In my last column I spent a great deal of time discussing the state’s decision to provide special handouts to a luxury hotel in Ketchum, I didn’t have a chance to discuss another attempt to play favorites via tax policy in the 2015 legislative session.
The state Department of Commerce will ask lawmakers to expand a property tax exemption that county commissioners get to award. According to the department’s own description of the proposal, “county commissioners have suggested that the limited scope of the property tax exemption – namely that it requires $3 million in capital investment and can only be used to support manufacturing projects – has been a limiting factor in supporting businesses that would have provided a boost to the local economy.”
The department will ask to expand the exemption so that it isn’t limited to manufacturing and lower the capital investment to $1 million for rural counties and $2 million for urban. Department of Commerce Director Jeff Sayer said the exemption has been used to as the local government’s financial “match” for state-supported projects.

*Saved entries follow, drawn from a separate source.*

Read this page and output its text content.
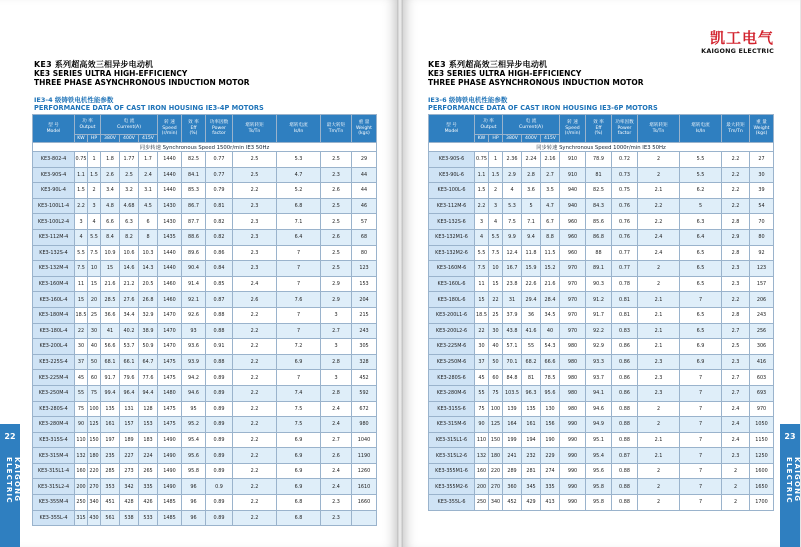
KE3 系列超高效三相异步电动机
KE3 SERIES ULTRA HIGH-EFFICIENCY
THREE PHASE ASYNCHRONOUS INDUCTION MOTOR
IE3-4 级铸铁电机性能参数
PERFORMANCE DATA OF CAST IRON HOUSING IE3-4P MOTORS
型 号
Model	功 率
Output		电 流
Current(A)			转 速
Speed
(r/min)	效 率
Eff
(%)	功率因数
Power
factor	堵转转矩
Ts/Tn	堵转电流
Is/In	最大转矩
Tm/Tn	重 量
Weight
(kgs)
	KW	HP	380V	400V	415V							
同步转速 Synchronous Speed 1500r/min IE3 50Hz												
KE3-802-4	0.75	1	1.8	1.77	1.7	1440	82.5	0.77	2.5	5.3	2.5	29
KE3-90S-4	1.1	1.5	2.6	2.5	2.4	1440	84.1	0.77	2.5	4.7	2.3	44
KE3-90L-4	1.5	2	3.4	3.2	3.1	1440	85.3	0.79	2.2	5.2	2.6	44
KE3-100L1-4	2.2	3	4.8	4.68	4.5	1430	86.7	0.81	2.3	6.8	2.5	46
KE3-100L2-4	3	4	6.6	6.3	6	1430	87.7	0.82	2.3	7.1	2.5	57
KE3-112M-4	4	5.5	8.4	8.2	8	1435	88.6	0.82	2.3	6.4	2.6	68
KE3-132S-4	5.5	7.5	10.9	10.6	10.3	1440	89.6	0.86	2.3	7	2.5	80
KE3-132M-4	7.5	10	15	14.6	14.3	1440	90.4	0.84	2.3	7	2.5	123
KE3-160M-4	11	15	21.6	21.2	20.5	1460	91.4	0.85	2.4	7	2.9	153
KE3-160L-4	15	20	28.5	27.6	26.8	1460	92.1	0.87	2.6	7.6	2.9	204
KE3-180M-4	18.5	25	36.6	34.4	32.9	1470	92.6	0.88	2.2	7	3	215
KE3-180L-4	22	30	41	40.2	38.9	1470	93	0.88	2.2	7	2.7	243
KE3-200L-4	30	40	56.6	53.7	50.9	1470	93.6	0.91	2.2	7.2	3	305
KE3-225S-4	37	50	68.1	66.1	64.7	1475	93.9	0.88	2.2	6.9	2.8	328
KE3-225M-4	45	60	91.7	79.6	77.6	1475	94.2	0.89	2.2	7	3	452
KE3-250M-4	55	75	99.4	96.4	94.4	1480	94.6	0.89	2.2	7.4	2.8	592
KE3-280S-4	75	100	135	131	128	1475	95	0.89	2.2	7.5	2.4	672
KE3-280M-4	90	125	161	157	153	1475	95.2	0.89	2.2	7.5	2.4	980
KE3-315S-4	110	150	197	189	183	1490	95.4	0.89	2.2	6.9	2.7	1040
KE3-315M-4	132	180	235	227	224	1490	95.6	0.89	2.2	6.9	2.6	1190
KE3-315L1-4	160	220	285	273	265	1490	95.8	0.89	2.2	6.9	2.4	1260
KE3-315L2-4	200	270	353	342	335	1490	96	0.9	2.2	6.9	2.4	1610
KE3-355M-4	250	340	451	428	426	1485	96	0.89	2.2	6.8	2.3	1660
KE3-355L-4	315	430	561	538	533	1485	96	0.89	2.2	6.8	2.3	
22
KAIGONG ELECTRIC
凯工电气
KAIGONG ELECTRIC
KE3 系列超高效三相异步电动机
KE3 SERIES ULTRA HIGH-EFFICIENCY
THREE PHASE ASYNCHRONOUS INDUCTION MOTOR
IE3-6 级铸铁电机性能参数
PERFORMANCE DATA OF CAST IRON HOUSING IE3-6P MOTORS
型 号
Model	功 率
Output		电 流
Current(A)			转 速
Speed
(r/min)	效 率
Eff
(%)	功率因数
Power
factor	堵转转矩
Ts/Tn	堵转电流
Is/In	最大转矩
Tm/Tn	重 量
Weight
(kgs)
	KW	HP	380V	400V	415V							
同步转速 Synchronous Speed 1000r/min IE3 50Hz												
KE3-90S-6	0.75	1	2.36	2.24	2.16	910	78.9	0.72	2	5.5	2.2	27
KE3-90L-6	1.1	1.5	2.9	2.8	2.7	910	81	0.73	2	5.5	2.2	30
KE3-100L-6	1.5	2	4	3.6	3.5	940	82.5	0.75	2.1	6.2	2.2	39
KE3-112M-6	2.2	3	5.3	5	4.7	940	84.3	0.76	2.2	5	2.2	54
KE3-132S-6	3	4	7.5	7.1	6.7	960	85.6	0.76	2.2	6.3	2.8	70
KE3-132M1-6	4	5.5	9.9	9.4	8.8	960	86.8	0.76	2.4	6.4	2.9	80
KE3-132M2-6	5.5	7.5	12.4	11.8	11.5	960	88	0.77	2.4	6.5	2.8	92
KE3-160M-6	7.5	10	16.7	15.9	15.2	970	89.1	0.77	2	6.5	2.3	123
KE3-160L-6	11	15	23.8	22.6	21.6	970	90.3	0.78	2	6.5	2.3	157
KE3-180L-6	15	22	31	29.4	28.4	970	91.2	0.81	2.1	7	2.2	206
KE3-200L1-6	18.5	25	37.9	36	34.5	970	91.7	0.81	2.1	6.5	2.8	243
KE3-200L2-6	22	30	43.8	41.6	40	970	92.2	0.83	2.1	6.5	2.7	256
KE3-225M-6	30	40	57.1	55	54.3	980	92.9	0.86	2.1	6.9	2.5	306
KE3-250M-6	37	50	70.1	68.2	66.6	980	93.3	0.86	2.3	6.9	2.3	416
KE3-280S-6	45	60	84.8	81	78.5	980	93.7	0.86	2.3	7	2.7	603
KE3-280M-6	55	75	103.5	96.3	95.6	980	94.1	0.86	2.3	7	2.7	693
KE3-315S-6	75	100	139	135	130	980	94.6	0.88	2	7	2.4	970
KE3-315M-6	90	125	164	161	156	990	94.9	0.88	2	7	2.4	1050
KE3-315L1-6	110	150	199	194	190	990	95.1	0.88	2.1	7	2.4	1150
KE3-315L2-6	132	180	241	232	229	990	95.4	0.87	2.1	7	2.3	1250
KE3-355M1-6	160	220	289	281	274	990	95.6	0.88	2	7	2	1600
KE3-355M2-6	200	270	360	345	335	990	95.8	0.88	2	7	2	1650
KE3-355L-6	250	340	452	429	413	990	95.8	0.88	2	7	2	1700
23
KAIGONG ELECTRIC
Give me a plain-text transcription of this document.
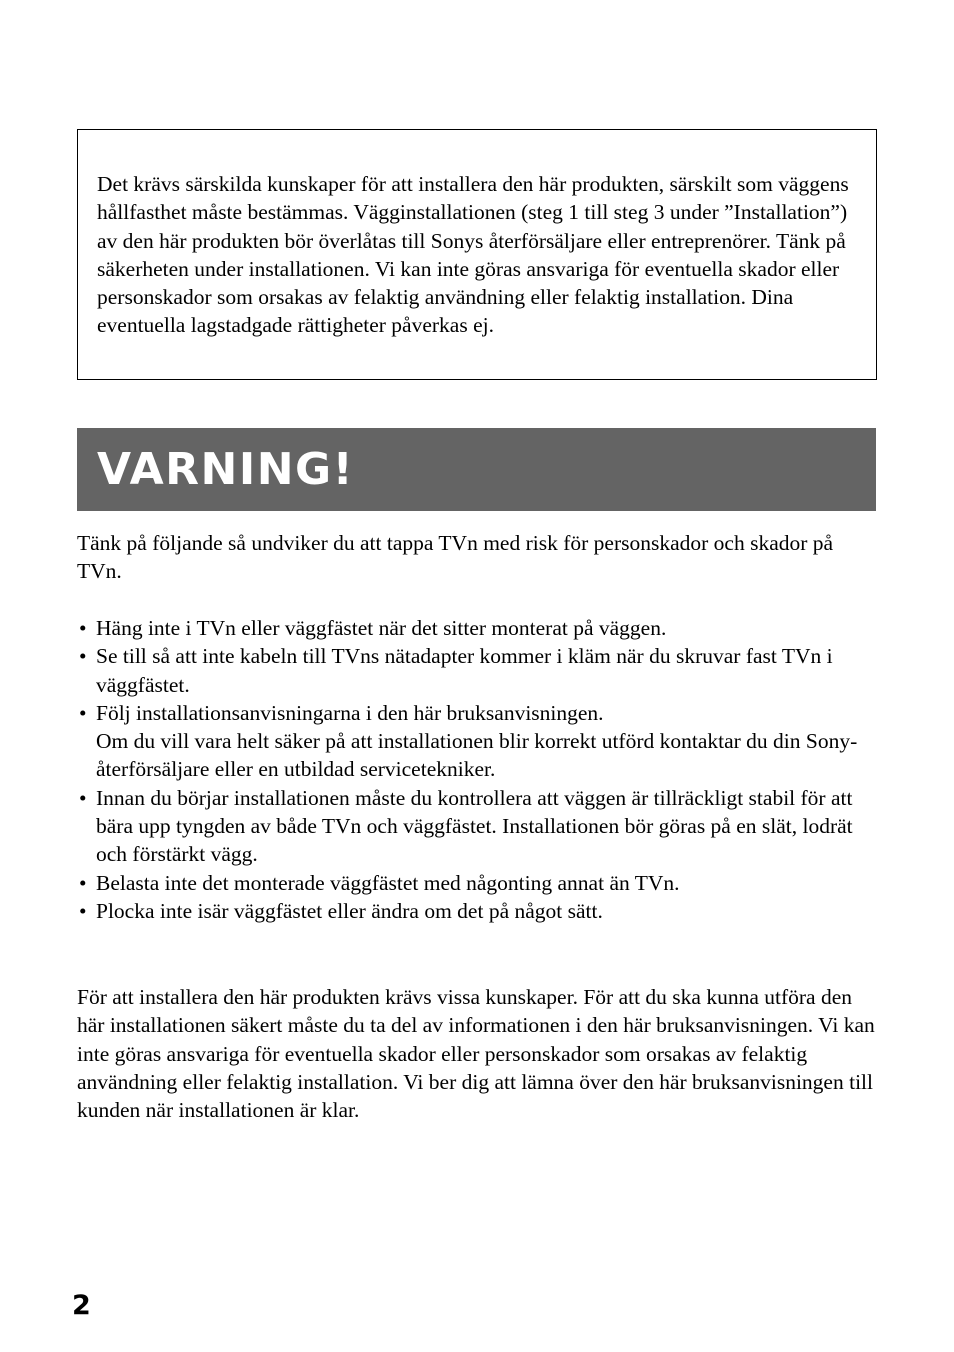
Det krävs särskilda kunskaper för att installera den här produkten, särskilt som väggens hållfasthet måste bestämmas. Vägginstallationen (steg 1 till steg 3 under ”Installation”) av den här produkten bör överlåtas till Sonys återförsäljare eller entreprenörer. Tänk på säkerheten under installationen. Vi kan inte göras ansvariga för eventuella skador eller personskador som orsakas av felaktig användning eller felaktig installation. Dina eventuella lagstadgade rättigheter påverkas ej.

VARNING!

Tänk på följande så undviker du att tappa TVn med risk för personskador och skador på TVn.

• Häng inte i TVn eller väggfästet när det sitter monterat på väggen.
• Se till så att inte kabeln till TVns nätadapter kommer i kläm när du skruvar fast TVn i väggfästet.
• Följ installationsanvisningarna i den här bruksanvisningen.
Om du vill vara helt säker på att installationen blir korrekt utförd kontaktar du din Sony-återförsäljare eller en utbildad servicetekniker.
• Innan du börjar installationen måste du kontrollera att väggen är tillräckligt stabil för att bära upp tyngden av både TVn och väggfästet. Installationen bör göras på en slät, lodrät och förstärkt vägg.
• Belasta inte det monterade väggfästet med någonting annat än TVn.
• Plocka inte isär väggfästet eller ändra om det på något sätt.

För att installera den här produkten krävs vissa kunskaper. För att du ska kunna utföra den här installationen säkert måste du ta del av informationen i den här bruksanvisningen. Vi kan inte göras ansvariga för eventuella skador eller personskador som orsakas av felaktig användning eller felaktig installation. Vi ber dig att lämna över den här bruksanvisningen till kunden när installationen är klar.

2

As with other programs and proposals, this one again seeks to pick winners and losers. Current law says you have to pay your property taxes—unless county officials decide that you don’t. That’s not only goofy, it’s unfair and possibly violates the principle enshrined in our state constitution that taxes should be uniform.
If lawmakers really want to encourage economic development, the best way to do that is to lower taxes for everyone, not just a select few who happen to gain special dispensation from the government.